Most people enjoy being the dominant life form in whatever room, building or landscape they may occupy. Cactuses, sperm whales and the common housefly all stand meekishly in the shadow of humankind’s achievements, which include mastering fire, developing the multibillion dollar telecom industry, and the Garfield coffee mug franchise. Even the largest and most ornate beaver dams and termite mounds are a joke compared to man’s buildings which literally tower over other species, often dominating them in their own habitats.
In recent decades skateboarders similarly have differentiated themselves from other members of their species, displaying a capability to navigate backyard transitions and flip boards underfoot, at first in a stationary freestyle way, and later while maintaining respectable speeds. Possessed of a tribal instinct forged in the flamey fires of societal rejection, skateboarders identified themselves with lopsided haircuts, freeform denim and flat-soled suede sneakers, snarling at pretenders trying to cop the look without paying dues in parking-lot hours and spilled blood.
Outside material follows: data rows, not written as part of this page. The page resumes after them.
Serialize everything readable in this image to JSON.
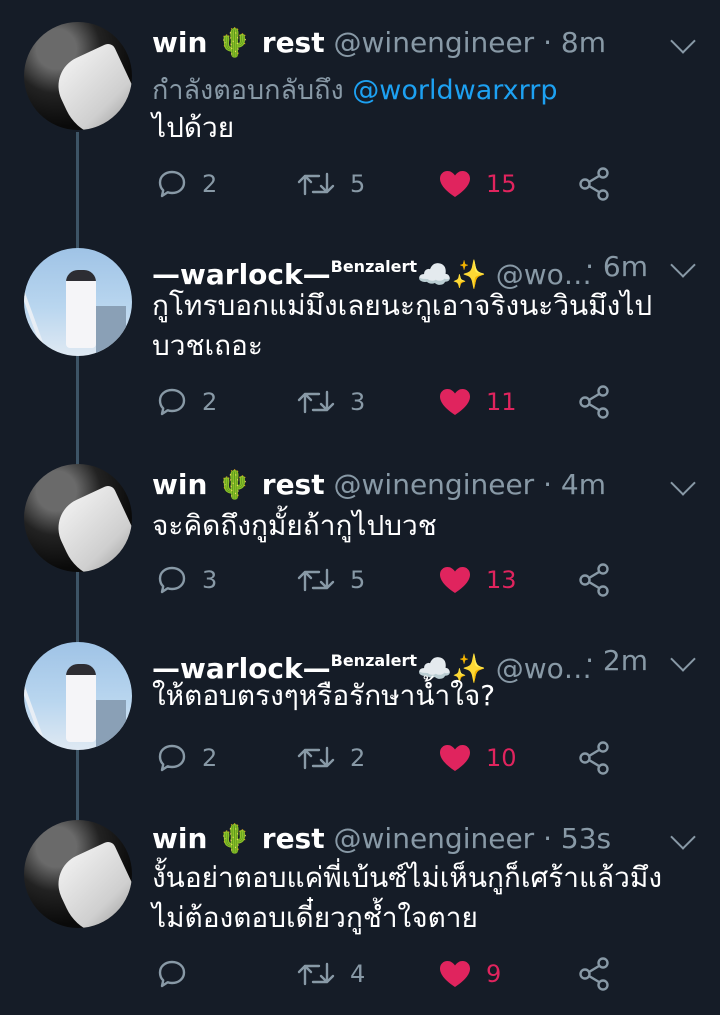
{
  "tweets": [
    {
      "name": "win 🌵 rest",
      "name_suffix": "",
      "handle": "@winengineer · 8m",
      "time_right": "",
      "replying_prefix": "กำลังตอบกลับถึง ",
      "replying_to": "@worldwarxrrp",
      "text": "ไปด้วย",
      "replies": "2",
      "retweets": "5",
      "likes": "15",
      "avatar": "bw"
    },
    {
      "name": "—warlock—",
      "name_suffix": "Benzalert",
      "name_emoji": "☁️✨",
      "handle": "@wo…",
      "time_right": "· 6m",
      "text": "กูโทรบอกแม่มึงเลยนะกูเอาจริงนะวินมึงไปบวชเถอะ",
      "replies": "2",
      "retweets": "3",
      "likes": "11",
      "avatar": "blue"
    },
    {
      "name": "win 🌵 rest",
      "name_suffix": "",
      "handle": "@winengineer · 4m",
      "time_right": "",
      "text": "จะคิดถึงกูมั้ยถ้ากูไปบวช",
      "replies": "3",
      "retweets": "5",
      "likes": "13",
      "avatar": "bw"
    },
    {
      "name": "—warlock—",
      "name_suffix": "Benzalert",
      "name_emoji": "☁️✨",
      "handle": "@wo…",
      "time_right": "· 2m",
      "text": "ให้ตอบตรงๆหรือรักษาน้ำใจ?",
      "replies": "2",
      "retweets": "2",
      "likes": "10",
      "avatar": "blue"
    },
    {
      "name": "win 🌵 rest",
      "name_suffix": "",
      "handle": "@winengineer · 53s",
      "time_right": "",
      "text": "งั้นอย่าตอบแค่พี่เบ้นซ์ไม่เห็นกูก็เศร้าแล้วมึงไม่ต้องตอบเดี๋ยวกูช้ำใจตาย",
      "replies": "",
      "retweets": "4",
      "likes": "9",
      "avatar": "bw"
    }
  ],
  "icons": {
    "reply": "reply-icon",
    "retweet": "retweet-icon",
    "like": "heart-icon",
    "share": "share-icon",
    "menu": "chevron-down-icon"
  },
  "colors": {
    "background": "#151c27",
    "secondary_text": "#8899a6",
    "link": "#1da1f2",
    "like": "#e0245e",
    "thread_line": "#3d5466"
  }
}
Does the poseur, which once jockeyed with jocks and security guards for archvillain status, conceptually survive in this brave year of the rooster, 2017? Fattened on mall money and transfixed by sly winks from extreme-intrigued ingenues, collective guards have fallen away. Advice on appropriating skate stylings have become common enough that Jake Phelp’s occasional grouchy grumping over Thrasher tee-sporting celebrities is seen as increasingly quaint.
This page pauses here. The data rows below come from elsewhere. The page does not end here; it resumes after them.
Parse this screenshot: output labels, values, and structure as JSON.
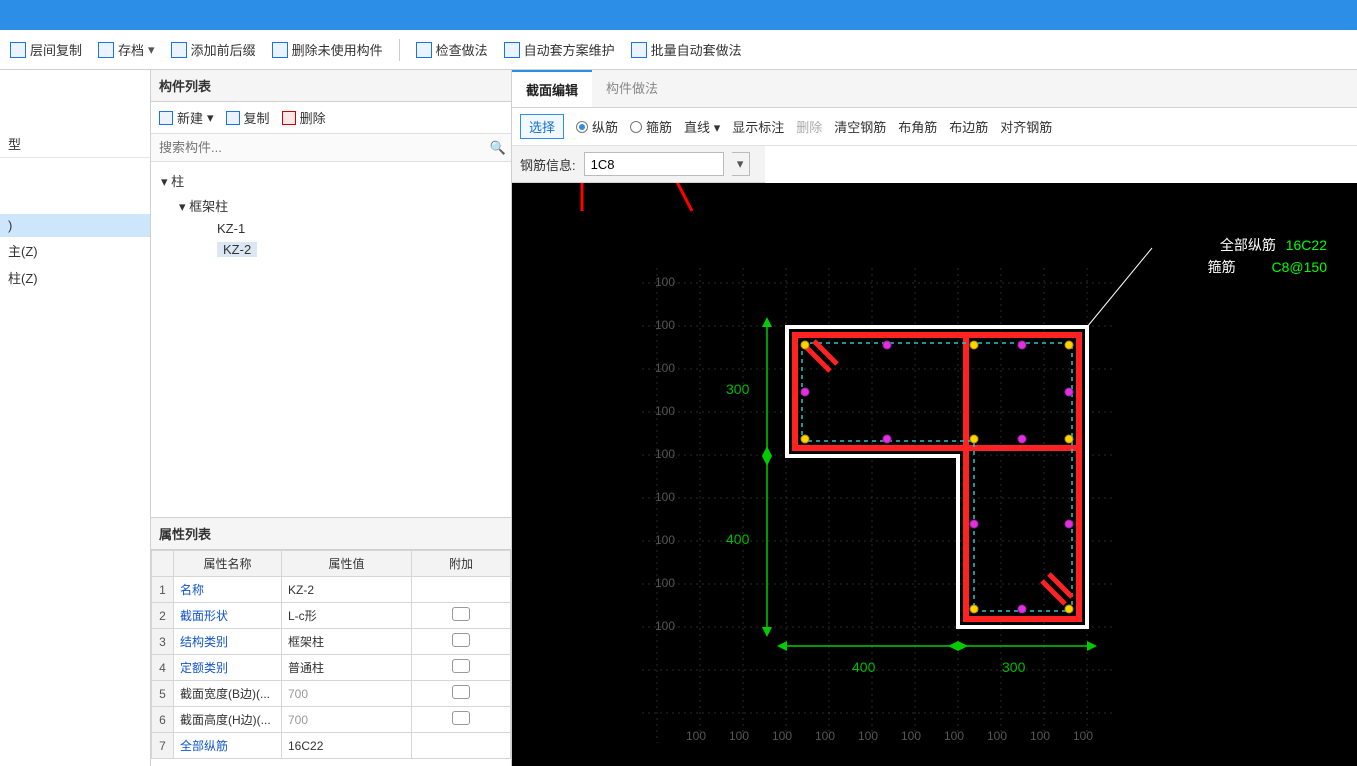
{
  "toolbar": {
    "items": [
      {
        "label": "层间复制"
      },
      {
        "label": "存档"
      },
      {
        "label": "添加前后缀"
      },
      {
        "label": "删除未使用构件"
      },
      {
        "label": "检查做法"
      },
      {
        "label": "自动套方案维护"
      },
      {
        "label": "批量自动套做法"
      }
    ]
  },
  "left": {
    "type_label": "型",
    "row1": ")",
    "row2": "主(Z)",
    "row3": "柱(Z)"
  },
  "componentList": {
    "title": "构件列表",
    "btn_new": "新建",
    "btn_copy": "复制",
    "btn_delete": "删除",
    "search_placeholder": "搜索构件...",
    "tree_root": "柱",
    "tree_sub": "框架柱",
    "items": [
      "KZ-1",
      "KZ-2"
    ]
  },
  "propList": {
    "title": "属性列表",
    "headers": [
      "",
      "属性名称",
      "属性值",
      "附加"
    ],
    "rows": [
      {
        "idx": "1",
        "name": "名称",
        "val": "KZ-2",
        "chk": false,
        "nclass": "",
        "vclass": ""
      },
      {
        "idx": "2",
        "name": "截面形状",
        "val": "L-c形",
        "chk": true,
        "nclass": "",
        "vclass": ""
      },
      {
        "idx": "3",
        "name": "结构类别",
        "val": "框架柱",
        "chk": true,
        "nclass": "",
        "vclass": ""
      },
      {
        "idx": "4",
        "name": "定额类别",
        "val": "普通柱",
        "chk": true,
        "nclass": "",
        "vclass": ""
      },
      {
        "idx": "5",
        "name": "截面宽度(B边)(...",
        "val": "700",
        "chk": true,
        "nclass": "dk",
        "vclass": "grey"
      },
      {
        "idx": "6",
        "name": "截面高度(H边)(...",
        "val": "700",
        "chk": true,
        "nclass": "dk",
        "vclass": "grey"
      },
      {
        "idx": "7",
        "name": "全部纵筋",
        "val": "16C22",
        "chk": false,
        "nclass": "",
        "vclass": ""
      }
    ]
  },
  "rightTabs": {
    "tab1": "截面编辑",
    "tab2": "构件做法"
  },
  "rightTools": {
    "select": "选择",
    "radio1": "纵筋",
    "radio2": "箍筋",
    "straight": "直线",
    "show": "显示标注",
    "delete": "删除",
    "clear": "清空钢筋",
    "corner": "布角筋",
    "edge": "布边筋",
    "align": "对齐钢筋"
  },
  "rebarInfo": {
    "label": "钢筋信息:",
    "value": "1C8"
  },
  "canvas": {
    "all_label": "全部纵筋",
    "all_val": "16C22",
    "stirrup_label": "箍筋",
    "stirrup_val": "C8@150",
    "tick": "100",
    "dim_v1": "300",
    "dim_v2": "400",
    "dim_h1": "400",
    "dim_h2": "300"
  }
}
Now comes Lil Wayne, née Dwayne Carter, Cash Money Records’ Danny Way, an industry-reared wonder boy possessed of once-in-a-generation talents, later estranged from early benefactors and in later years, outpaced by onetime proteges. In his post-platinum era wanderings, which also has included guitar solos and bowling, Lil Wayne picked up skateboarding, following earlier lines drawn by Pharrell ‘Skateboard P’ Williams and Lupe Fiasco. Eagerly written off after publicly declaring his dedication, Lil Wayne somehow stuck with it, living down ill-considered proclamations of prowess and conceiving the obligatory terrible clothes company. Along the way the ‘A Milli’ author earned love from actual skateboarders the old-fashioned way:
Conor Champion: “He’s a little kid that just started skating in a grown millionaire’s body. Out of everything he could be doing with his free time, he’s choosing to be at the skatepark with us at three in the morning. You have to realize he could be doing literally anything in the world at that moment.”
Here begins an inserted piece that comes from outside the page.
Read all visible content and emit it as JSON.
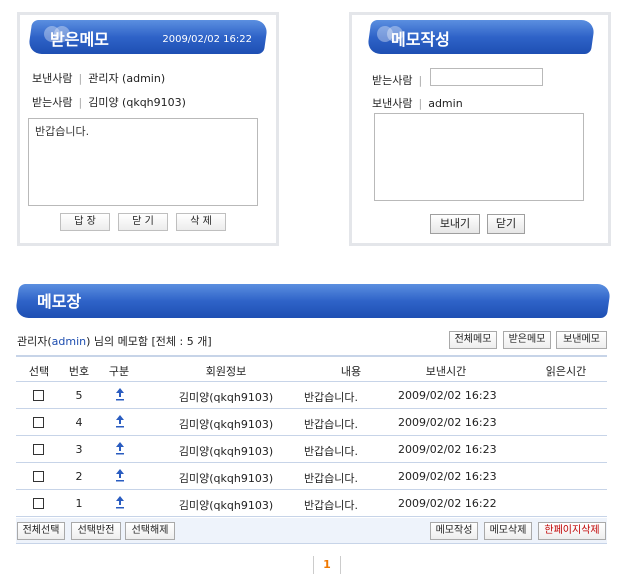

Now, as far as wiling away hours at the park as a barometer of love for skating, many 10-year-olds measure up. Investing more than half a decade and then shaking off a droughty croak to muse for an hour over truck heights, the tradeoffs of filming in parks, getting kicked out of parks, lighting up spots with Iphones and hanging out behind restaurants to skate a bank-to-wall at 4:00 in the morning — that’s a horse of a different color, unsaddled by celebrity dilettantes and fair-weather penny cruiser pilots outfitted by 401(k)-toting stylists loathe to shovel the manure of bailed kickflips and gashed faces. With a profane pithiness suited to the penman responsible for one of rap music’s greatest verses, Lil Wayne justified himself last month on Chris Roberts’ ‘Nine Club’ podcast:
Lil Wayne: “I hate to use the word perfect but I’m the perfect guy to explain it. I’ve experienced a lot of great fuckin feelings. I’ve seen checks with a lot of zeroes on them bitches, with my name. I’ve experienced a lot of wonderful… moments with women. I’m talking about fucking her while her movie’s on in the background. With your music on the radio. I’ve opened a lot of great doors, I’ve seen a bunch of smiles on a bunch of faces…. I swear I don’t know if there’s a feeling that comes close to landing on them four wheels.”
Will Baby try and put the kibosh on Lil Wayne releasing a video part while still under a CMB contract? Does employing a housekeeper for one’s private skatepark and also a co-located bowling alley qualify Lil Wayne as ‘upriver’ on the famed Dill scale or does it require a different benchmark altogether, like maybe the Russian deeps of Lake Baikal? Was all of this foretold after Ty Evans placed Mannie Fresh music into ‘Fully Flared’ for Lucas Puig, JB Gillet and JJ Rousseau, a music supervision masterstroke that may also have absolved Ty Evans of any number of indie-rock missteps over the years?